Secondary school students competing in the VET in Schools (VETiS) categories undertook a series of work-simulated projects that were designed and administered by practising teachers and industry professionals to test skills and push limits.
KDC Student wins Silver Medal in VETis Construction
Supported by the Victorian Government, the 2016 WorldSkills Australia National Competition was held from 6 – 8 October at Melbourne Showgrounds. The event was the culmination of months of training for over 500 competitors from across Australia aged 16 – 24 years representing 60 trades and skills, who earned their spot in Melbourne after medaling at the regional level in 2015. Competitors spent a combined total of 16 – 20 hours across three days completing projects aligned with National Training Packages, overseen by 300 judges and assisted by 120 dedicated volunteers.

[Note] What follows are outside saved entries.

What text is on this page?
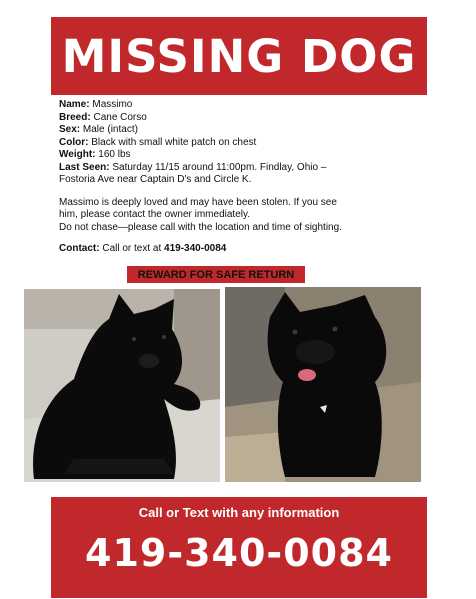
MISSING DOG
Name: Massimo
Breed: Cane Corso
Sex: Male (intact)
Color: Black with small white patch on chest
Weight: 160 lbs
Last Seen: Saturday 11/15 around 11:00pm. Findlay, Ohio –
Fostoria Ave near Captain D's and Circle K.
Massimo is deeply loved and may have been stolen. If you see
him, please contact the owner immediately.
Do not chase—please call with the location and time of sighting.
Contact: Call or text at 419-340-0084
REWARD FOR SAFE RETURN
Call or Text with any information
419-340-0084
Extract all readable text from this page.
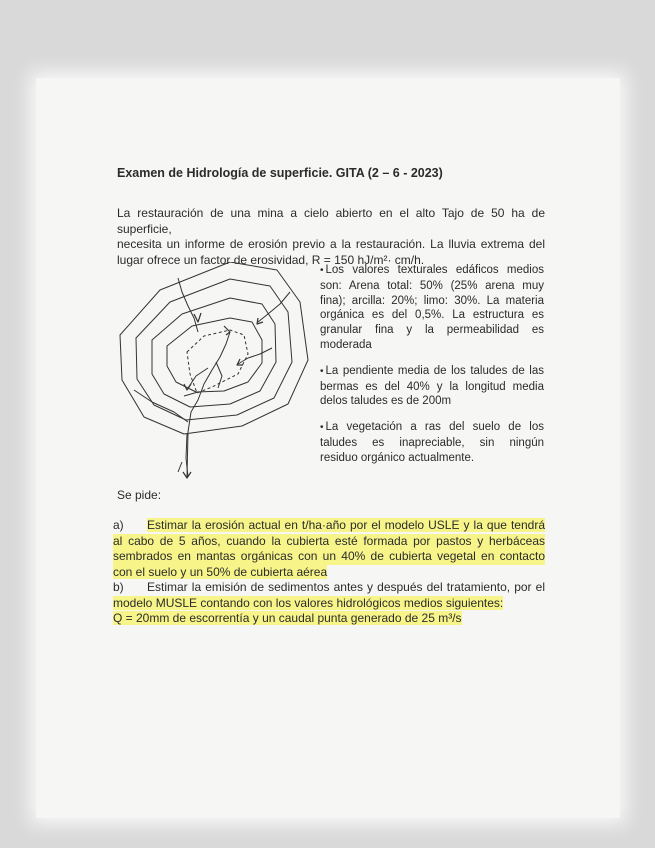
Examen de Hidrología de superficie. GITA (2 – 6 - 2023)

La restauración de una mina a cielo abierto en el alto Tajo de 50 ha de superficie,
necesita un informe de erosión previo a la restauración. La lluvia extrema del
lugar ofrece un factor de erosividad, R = 150 hJ/m²· cm/h.

• Los valores texturales edáficos medios
son: Arena total: 50% (25% arena muy
fina); arcilla: 20%; limo: 30%. La materia
orgánica es del 0,5%. La estructura es
granular fina y la permeabilidad es
moderada
• La pendiente media de los taludes de las
bermas es del 40% y la longitud media
delos taludes es de 200m
• La vegetación a ras del suelo de los
taludes es inapreciable, sin ningún
residuo orgánico actualmente.

Se pide:

a) Estimar la erosión actual en t/ha·año por el modelo USLE y la que tendrá
al cabo de 5 años, cuando la cubierta esté formada por pastos y herbáceas
sembrados en mantas orgánicas con un 40% de cubierta vegetal en contacto
con el suelo y un 50% de cubierta aérea
b) Estimar la emisión de sedimentos antes y después del tratamiento, por el
modelo MUSLE contando con los valores hidrológicos medios siguientes:
Q = 20mm de escorrentía y un caudal punta generado de 25 m³/s
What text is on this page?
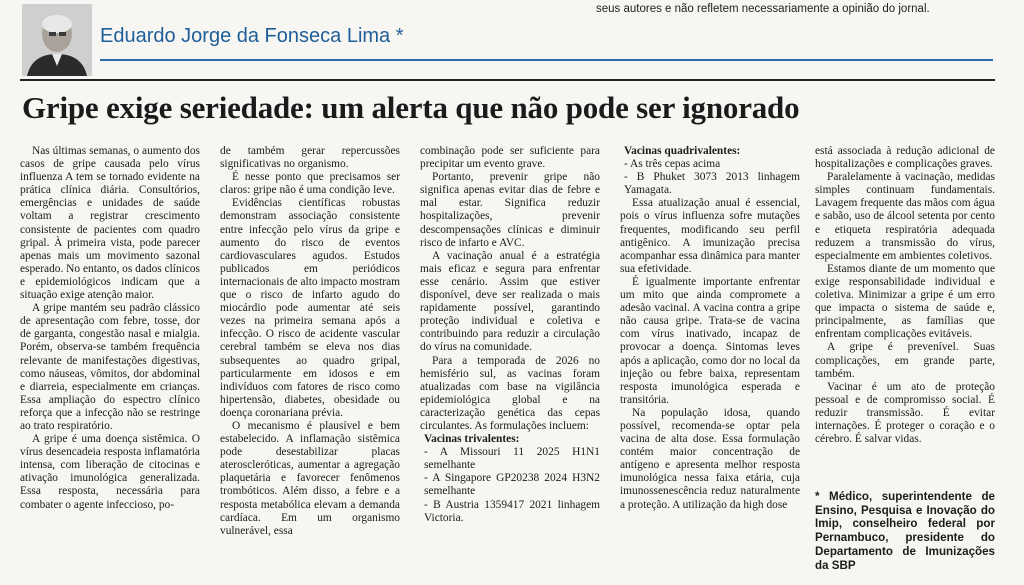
seus autores e não refletem necessariamente a opinião do jornal.
Eduardo Jorge da Fonseca Lima *
Gripe exige seriedade: um alerta que não pode ser ignorado

Nas últimas semanas, o aumento dos casos de gripe causada pelo vírus influenza A tem se tornado evidente na prática clínica diária. Consultórios, emergências e unidades de saúde voltam a registrar crescimento consistente de pacientes com quadro gripal. À primeira vista, pode parecer apenas mais um movimento sazonal esperado. No entanto, os dados clínicos e epidemiológicos indicam que a situação exige atenção maior.

A gripe mantém seu padrão clássico de apresentação com febre, tosse, dor de garganta, congestão nasal e mialgia. Porém, observa-se também frequência relevante de manifestações digestivas, como náuseas, vômitos, dor abdominal e diarreia, especialmente em crianças. Essa ampliação do espectro clínico reforça que a infecção não se restringe ao trato respiratório.

A gripe é uma doença sistêmica. O vírus desencadeia resposta inflamatória intensa, com liberação de citocinas e ativação imunológica generalizada. Essa resposta, necessária para combater o agente infeccioso, po-

de também gerar repercussões significativas no organismo.

É nesse ponto que precisamos ser claros: gripe não é uma condição leve.

Evidências científicas robustas demonstram associação consistente entre infecção pelo vírus da gripe e aumento do risco de eventos cardiovasculares agudos. Estudos publicados em periódicos internacionais de alto impacto mostram que o risco de infarto agudo do miocárdio pode aumentar até seis vezes na primeira semana após a infecção. O risco de acidente vascular cerebral também se eleva nos dias subsequentes ao quadro gripal, particularmente em idosos e em indivíduos com fatores de risco como hipertensão, diabetes, obesidade ou doença coronariana prévia.

O mecanismo é plausível e bem estabelecido. A inflamação sistêmica pode desestabilizar placas ateroscleróticas, aumentar a agregação plaquetária e favorecer fenômenos trombóticos. Além disso, a febre e a resposta metabólica elevam a demanda cardíaca. Em um organismo vulnerável, essa

combinação pode ser suficiente para precipitar um evento grave.

Portanto, prevenir gripe não significa apenas evitar dias de febre e mal estar. Significa reduzir hospitalizações, prevenir descompensações clínicas e diminuir risco de infarto e AVC.

A vacinação anual é a estratégia mais eficaz e segura para enfrentar esse cenário. Assim que estiver disponível, deve ser realizada o mais rapidamente possível, garantindo proteção individual e coletiva e contribuindo para reduzir a circulação do vírus na comunidade.

Para a temporada de 2026 no hemisfério sul, as vacinas foram atualizadas com base na vigilância epidemiológica global e na caracterização genética das cepas circulantes. As formulações incluem:

Vacinas trivalentes:

- A Missouri 11 2025 H1N1 semelhante

- A Singapore GP20238 2024 H3N2 semelhante

- B Austria 1359417 2021 linhagem Victoria.

Vacinas quadrivalentes:

- As três cepas acima

- B Phuket 3073 2013 linhagem Yamagata.

Essa atualização anual é essencial, pois o vírus influenza sofre mutações frequentes, modificando seu perfil antigênico. A imunização precisa acompanhar essa dinâmica para manter sua efetividade.

É igualmente importante enfrentar um mito que ainda compromete a adesão vacinal. A vacina contra a gripe não causa gripe. Trata-se de vacina com vírus inativado, incapaz de provocar a doença. Sintomas leves após a aplicação, como dor no local da injeção ou febre baixa, representam resposta imunológica esperada e transitória.

Na população idosa, quando possível, recomenda-se optar pela vacina de alta dose. Essa formulação contém maior concentração de antígeno e apresenta melhor resposta imunológica nessa faixa etária, cuja imunossenescência reduz naturalmente a proteção. A utilização da high dose

está associada à redução adicional de hospitalizações e complicações graves.

Paralelamente à vacinação, medidas simples continuam fundamentais. Lavagem frequente das mãos com água e sabão, uso de álcool setenta por cento e etiqueta respiratória adequada reduzem a transmissão do vírus, especialmente em ambientes coletivos.

Estamos diante de um momento que exige responsabilidade individual e coletiva. Minimizar a gripe é um erro que impacta o sistema de saúde e, principalmente, as famílias que enfrentam complicações evitáveis.

A gripe é prevenível. Suas complicações, em grande parte, também.

Vacinar é um ato de proteção pessoal e de compromisso social. É reduzir transmissão. É evitar internações. É proteger o coração e o cérebro. É salvar vidas.

* Médico, superintendente de Ensino, Pesquisa e Inovação do Imip, conselheiro federal por Pernambuco, presidente do Departamento de Imunizações da SBP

In addition to the spectacle of competition, the event included a dedicated careers expo and a range of Try’aSkill activities. The WorldSkills competition is the biggest vocational education and skills competition in the world, held every two years. The cycle starts again in 2017 with regional competitions taking place around Victoria, in the search for those students to represent the state at the 2018 WorldSkills Australia National Competition.
For Silver medallist Michael Nguyen, participating in the competition was a chance to extend his skills and meet like – minded students: ‘Coming second in my competition was a dream come true. Meeting people who are as passionate as I am regarding construction and seeing the quality of their skills was amazing. WorldSkills gave me the opportunity to get out into the world and build the confidence and courage to do the things I love.’
‘The VETiS categories give students an incredible opportunity to practise their skills and demonstrate what they have been learning in a pressure situation,’ Mick Prato WorldSkills Victorian Regional Coordinator said. ‘We would love to see more Victorian school students participate; it is an experience that they will never forget.’